INDEKS DOW JONES NAIK DALAM 8 HARI BERTURUT-TURUT

20 Juni 2016, 08.13 WIB


image

Pada perdagangan kemarin, Selasa (19/7/2016), pergerakan bursa saham Wall Street di AS ditutup bervariasi. Dan indeks Dow Jones ditutup masih mengalami kenaikan untuk 8 hari berturut-turut. Namun dua indeks lainnya ditutup menurun.

Hal tersebut terjadi lantaran adanya kekhawatiran pelaku pasar mengenai turunnya kinerja sejumlah emiten, di tengah perlambatan perekonomian global.

Saham Netflix mengalami penurunan hingga 13,1%, karena kinerja yang kurang memuaskan di kuartal II-2016, membuat indeks S&P 500 dan Nasdaq turun. Sedangkan untuk kenaikan indeks Dow Jones didorong oleh naiknya saham Johnson & Johnson’s.

Selain itu, IMF atau International Monetary Fund melakukan pemangkasan terhadap proyeksi pertumbuhan ekonomi global untuk 2 tahun kedepan. Ada ketidakpastian akibat keluarnya Inggris dari Uni Eropa.

Pada perdagangan kemarin, indeks Dow Jones mengalami kenaikan hingga 25,96 poin atau 0,14% menjadi 18,559,01. Pergerakan indeks ini mencatat rekor barunya dan mengalami kenaikan dalam 8 hari berturut-turut.

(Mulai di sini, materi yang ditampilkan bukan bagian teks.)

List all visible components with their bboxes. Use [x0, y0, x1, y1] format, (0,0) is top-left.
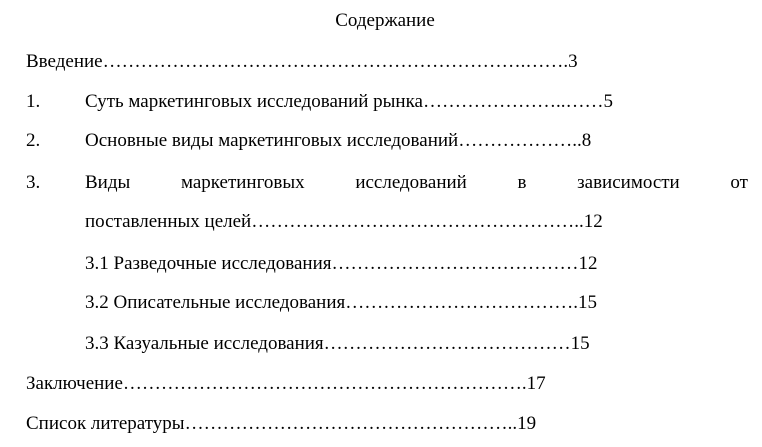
toc-entry-types-by-goals — [85, 172, 748, 194]
toc-word: исследований — [355, 172, 467, 193]
toc-entry-conclusion: Заключение……………………………………………………….17 — [26, 373, 546, 394]
toc-word: маркетинговых — [180, 172, 305, 193]
toc-entry-types-by-goals-continuation: поставленных целей……………………………………………..12 — [85, 211, 603, 232]
toc-word: Виды — [85, 172, 131, 193]
toc-entry-bibliography: Список литературы……………………………………………..19 — [26, 413, 537, 434]
toc-word: от — [730, 172, 748, 193]
toc-entry-descriptive: 3.2 Описательные исследования……………………………….15 — [85, 292, 598, 313]
toc-entry-number: 3. — [26, 172, 41, 193]
toc-word: зависимости — [577, 172, 680, 193]
toc-title: Содержание — [335, 10, 435, 31]
toc-word: в — [517, 172, 527, 193]
toc-entry-exploratory: 3.1 Разведочные исследования…………………………………12 — [85, 253, 598, 274]
toc-entry-number: 2. — [26, 130, 41, 151]
toc-entry-causal: 3.3 Казуальные исследования…………………………………15 — [85, 333, 590, 354]
toc-entry-market-research-essence: Суть маркетинговых исследований рынка…………………..……5 — [85, 91, 613, 112]
toc-entry-number: 1. — [26, 91, 41, 112]
toc-entry-introduction: Введение………………………………………………………….…….3 — [26, 51, 578, 72]
toc-entry-main-types: Основные виды маркетинговых исследований………………..8 — [85, 130, 592, 151]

Sementara indeks S&P 500 berkurang 3,11 poin atau 0,14% menjadi 2.163,78. Dan indeks Nasdaq menurun 19,41 poin atau 0,38% menjadi 5.036,17.

Saham yang ditransaksikan ada sekitar 5,6 miliar lembar saham. Angka tersebut berada di bawah rata-rata transaksi setiap harinya sebanyak 7,5 miliar lembar saham dalam 20 hari terakhir.